Smoothing Techniques using basis functions: Fourier Basis

In this post we will introduce the Fourier basis functions in the context of Functional Data Analysis. The Fourier basis function is method to smooth out data varying over a continuum and exhibiting a cyclical trend. Smoothing techniques play an important role in Functional Data Analysis (FDA) as they provide insight in the functional behavior of stochastic process. The mathematical background as well as its application will be done. The R-packages used here are: fda and fda.usc. Anyone interested in this topic should check out this website: Functional Data Analysis.

Mathematical Background

For any data analysis in the FDA context, the very first step is to derive the smooth functional data. Let \(t\) be a one-dimensional argument sometimes referred as time. Functions of \(t\) are observed over a discrete grid \(\left\lbrace t_{1},\dots,t_{J} \right\rbrace \in \mathcal{T}\) at sampling values \(t_j\), which may or may not be equally spaced. In order to create a functional datum, a basis needs to be specified. The chosen basis is a linear combination of functions defining the functional object. A functional observation \(X_i\) is defined as follows:
$$X_i(t) \approx \sum_{k=1}^{K} c_{ik}\phi_{k}(t),\text{ }\forall t \in \mathcal{T}$$, where \(\phi_{k}(t)\) (for \(k = 1,\dots,K\)) is the \(k^{th}\) basis function of the expansion and \(c_{ik}\) is the corresponding coefficient. Generally, the observerd data are filled with observational errors (or noise) that are superimposed on the underlying signal. In the real world, we could observed a scenario involving \(N\) processes being observed at the same time. Let \(\mathbf{Y}\) be a vector of \(N\) functional data \(\mathbf{Y} = \left[\mathbf{Y}^T_{1},\dots,\mathbf{Y}^T_{N}\right]^T\), each functional data is written as follows:
$$Y_{ij} = X_{i}(t_{j}) + \epsilon_{ij},\text{ } 1 \leq j \leq J \text{, } 1 \leq i \leq N$$. \(Y_{ij}\) is a noisy observation of the stochastic process \(X_{i}(t_j)\) and \(\epsilon_{ij}\) is a random error with zero mean and variance function \(\sigma^{2}_i\) associated with the \(i^{th}\) functional datum. In vector notation, the \(X_i(t)\) is written as: $$X_{i}(t) \approx \mathbf{c}^{T}_{i}\boldsymbol\phi(t),\text{ }\forall t \in \mathcal{T},\text{ } i = 1,\dots,N$$ where \(\mathbf{c}_{i}\) and \(\mathbf{\phi}(t)\) are \(K\)-vectors.

Fourier Basis

The most appropriate basis for periodic functions defined on an interval \(\mathcal{T}\) is the \(\textit{Fourier Basis}\) where the \(\phi_{k}\)’s take the following form: $$\phi_{o}(t) = 1/\sqrt{|\mathcal{T}|},\; \phi_{2r-1}(t) = \dfrac{sin(r\omega t)}{\sqrt{|\mathcal{T}|/2}} \; \text{and} \; \phi_{2r}(t) = \dfrac{cos(r\omega t)}{\sqrt{|\mathcal{T}|/2}}$$, for \(r=1,\dots,\frac{K-1}{2}\), where \(K\) is the number of basis functions; notice that the \(K\) must be an odd number to compute Fourier Basis. The frequency \(\omega\) determines the period and the length of the interval \(|\mathcal{T}|=2\pi/\omega\).

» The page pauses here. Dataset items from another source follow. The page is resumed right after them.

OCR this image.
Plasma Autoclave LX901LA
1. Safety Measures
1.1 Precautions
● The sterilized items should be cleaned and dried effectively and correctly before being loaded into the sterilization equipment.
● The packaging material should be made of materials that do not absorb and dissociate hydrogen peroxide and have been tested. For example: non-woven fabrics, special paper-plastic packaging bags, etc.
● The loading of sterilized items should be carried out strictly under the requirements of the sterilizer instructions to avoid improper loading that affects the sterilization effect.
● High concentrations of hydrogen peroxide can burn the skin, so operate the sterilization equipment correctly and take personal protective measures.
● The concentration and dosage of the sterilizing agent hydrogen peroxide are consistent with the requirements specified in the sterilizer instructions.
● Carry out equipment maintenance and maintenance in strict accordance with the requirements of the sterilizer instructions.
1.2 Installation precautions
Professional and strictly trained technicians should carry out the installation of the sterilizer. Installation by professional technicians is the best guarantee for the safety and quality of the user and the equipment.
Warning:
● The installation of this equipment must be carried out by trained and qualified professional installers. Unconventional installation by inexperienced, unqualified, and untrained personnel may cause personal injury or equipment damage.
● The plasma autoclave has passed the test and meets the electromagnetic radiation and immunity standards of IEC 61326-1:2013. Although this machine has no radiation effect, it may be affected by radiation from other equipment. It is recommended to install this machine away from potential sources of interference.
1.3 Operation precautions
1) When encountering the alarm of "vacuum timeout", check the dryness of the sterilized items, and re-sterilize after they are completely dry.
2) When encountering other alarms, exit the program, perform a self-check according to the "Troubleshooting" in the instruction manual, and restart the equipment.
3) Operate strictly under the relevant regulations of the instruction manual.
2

Practical Application using R

Now we have the necessary theoretical background, it is important to apply it on real data. Let’s consider the Aemet dataset from the R-package fda.usc. It contains daily measurements of Temperature, Wind Speed and Precipitation from \(N = 73\) different weather stations in Spain from 1980 to 2009. For this example, our attention will be on the temperature. In this context, a functional observation consists of 365 pairs \((t_{j},Y_{ij})\) with \(t_{1} = 0.5,\dots,t_{365} = 364.5\) (i.e. \(J = 365\)).

Visualization of Temperature in Oviedo:

data(aemet,package = "fda.usc")
tt = aemet$temp$argvals
temp =$temp$data,row.names=F) = aemet$temp$rangeval
inv.temp = data.frame(t(aemet$temp$data)) # 365 x 73 matrix
names(inv.temp) = aemet$df$name # Oviedo is the 10th column of inv.temp

Here is the plot:
Temperature of Oviedo

Constructing Fourier Basis

Using the fda package, one can construct a Fourier basis function with create.fourier.basis(rangeval, nbasis) where rangeval is the domain of the \(t\) and nbasis is the number of basis functions applied. Its implementation in R is shown as follow:

temp_k7 = create.fourier.basis(rangeval = range(tt),nbasis = 7)
phimat = eval.basis(tt,basisobj=temp_k7)
phi.frame = data.frame(cbind(phimat,tt))
melt.phi = melt(data=phi.frame,id.vars="tt")

Here is the plot:
Fourier basis with K = 7

Smoothing out

The final step is now to smooth out the daily observations of temperature using our basis functions. We will consider the cases when K, the number of basis functions, is equal to 5, 50 and 121. We construct a functional data object by smoothing data using a roughness penalty with the function smooth.basis(argvals=1:n, y, fdParobj) where argvals is the domain, y is a set of values at discrete sampling points or argument values and fdParobj is the basis function object. In order to evaluate a functional data object at specified argument values, one should use eval.fd(evalarg, fdobj, Lfdobj=0, returnMatrix=FALSE) to convert data to functional object. In R, we get the following:

ovibasis5 = create.fourier.basis(rangeval = range(tt),nbasis = 5)
ovibasis50 = create.fourier.basis(rangeval = range(tt),nbasis = 50)
ovibasis121 = create.fourier.basis(rangeval = range(tt),nbasis = 121)
ovifourier5.fd = smooth.basis(argvals = tt, y = inv.temp[,10],fdParobj = ovibasis5)$fd
ovifourier51.fd = smooth.basis(argvals = tt, y = inv.temp[,10],fdParobj = ovibasis50)$fd
ovifourier121.fd = smooth.basis(argvals = tt, y = inv.temp[,10],fdParobj = ovibasis121)$fd
ovi5 = eval.fd(tt,ovifourier5.fd)
ovi51 = eval.fd(tt,ovifourier51.fd)
ovi121 = eval.fd(tt,ovifourier121.fd)
oviedo = setNames(data.frame(inv.temp[,10],ovi5,ovi51,ovi121),c("Oviedo","Fourier5","Fourier51","Fourier121"))

Here is the plot:
Smooth temperature

Concluding comments

The result above is telling us that as the number of basis functions is becoming smaller, the curve that we obtain tends to oversmooth the data whereas a large number of basis functions is close to the data points. Fourier Basis are the most appropriate basis for periodic functions defined over an interval \(\mathcal{T}\). The choice of the number of basis functions is usually at the heart of the smoothing exercise, but this will be discussed at a later stage.